Furthermore, this study does not compare observed output to the counterfactual: patenting and publishing that would have (not) occurred in the absence of federally supported research. Hence, one cannot estimate the extent to which federal support of R&D has crowded out private investment, though there is increasing evidence that thoughtful applications of such support can encourage additional and complementary private investment (2).
These issues notwithstanding, these data provide a quantitative estimate of the changing impact of federal research on U.S. patenting. They show that almost one-third of U.S. invention—and the more important part as measured by future citations, renewals, and novelty—relies on federal research investment. Our measures conservatively use only direct linkages, ignoring dubious or missing acknowledgments of support as well as knowledge flow from second- and later-generation citations.

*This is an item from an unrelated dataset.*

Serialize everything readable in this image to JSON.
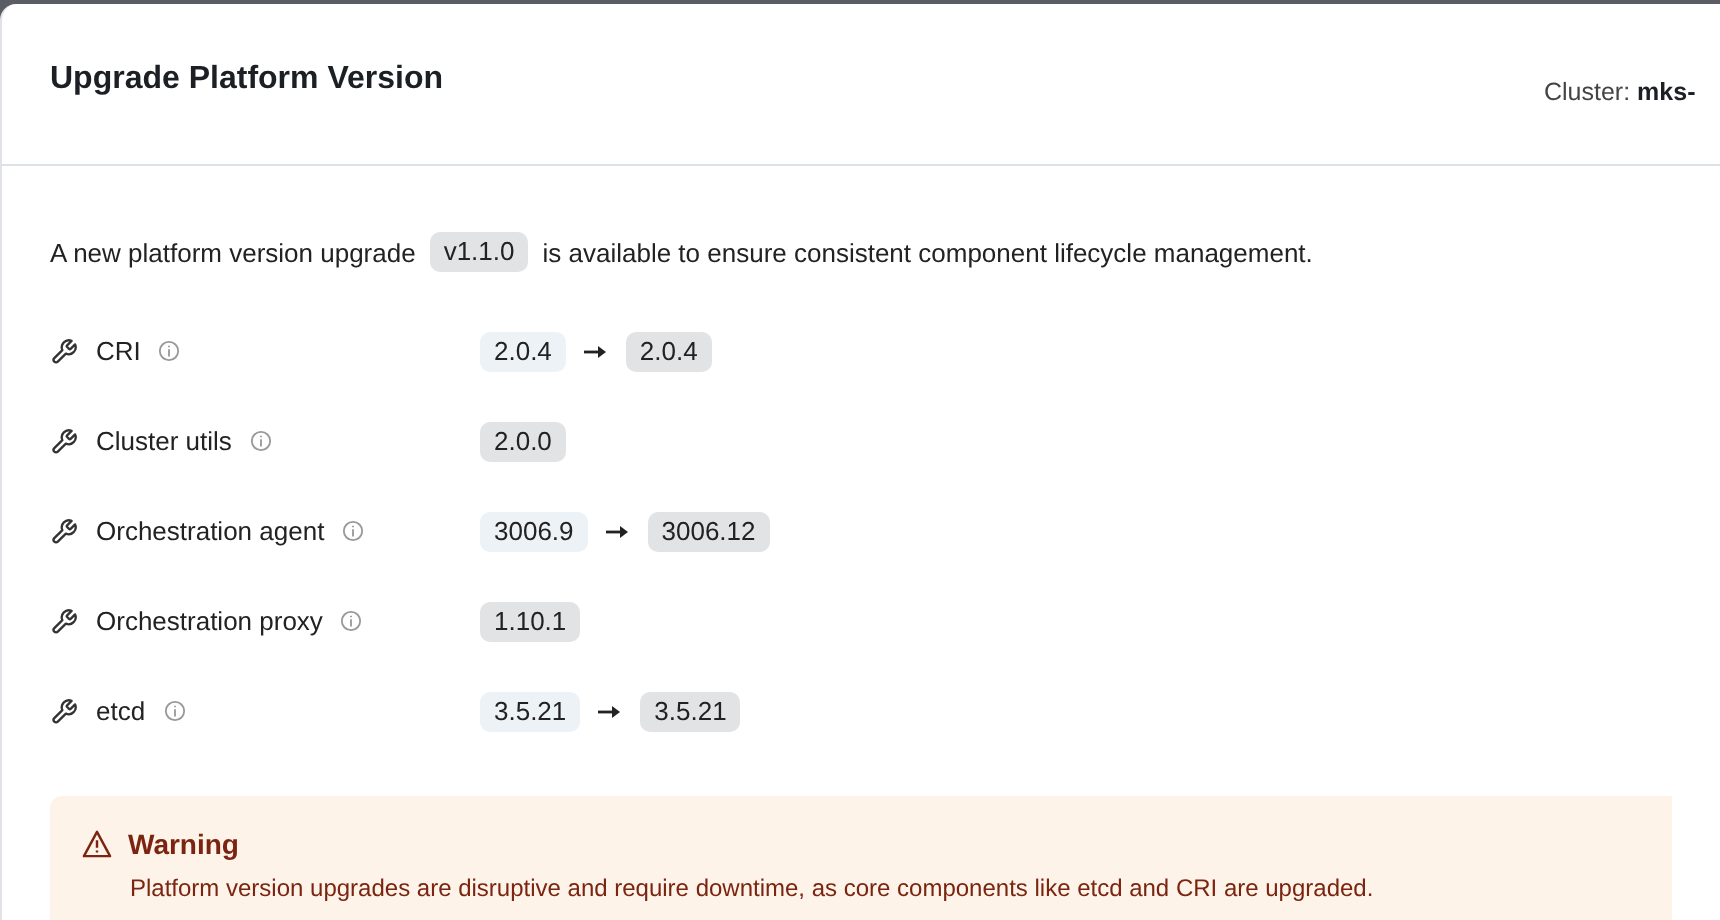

These analyses also ignore the nonpecuniary (and possibly more substantial) benefits such as better weapons, improved health and medical practices, technical workforce training, directly and indirectly supported jobs, and entrepreneurial ideas that spark startups (Google's Page Rank patent acknowledges government support, for example).
If the sponsoring nation's firms can more effectively take advantage of that nation's research—as appears to be the case to date in the United States—then firms can exploit a fundamental competitive advantage in international competition. Federal research increases the likelihood that new industries will locate in that country and provide jobs and productivity spillovers to older industries. Policy-makers should consider these newly observable benefits of federal research when they formulate tax policy and science research budgets.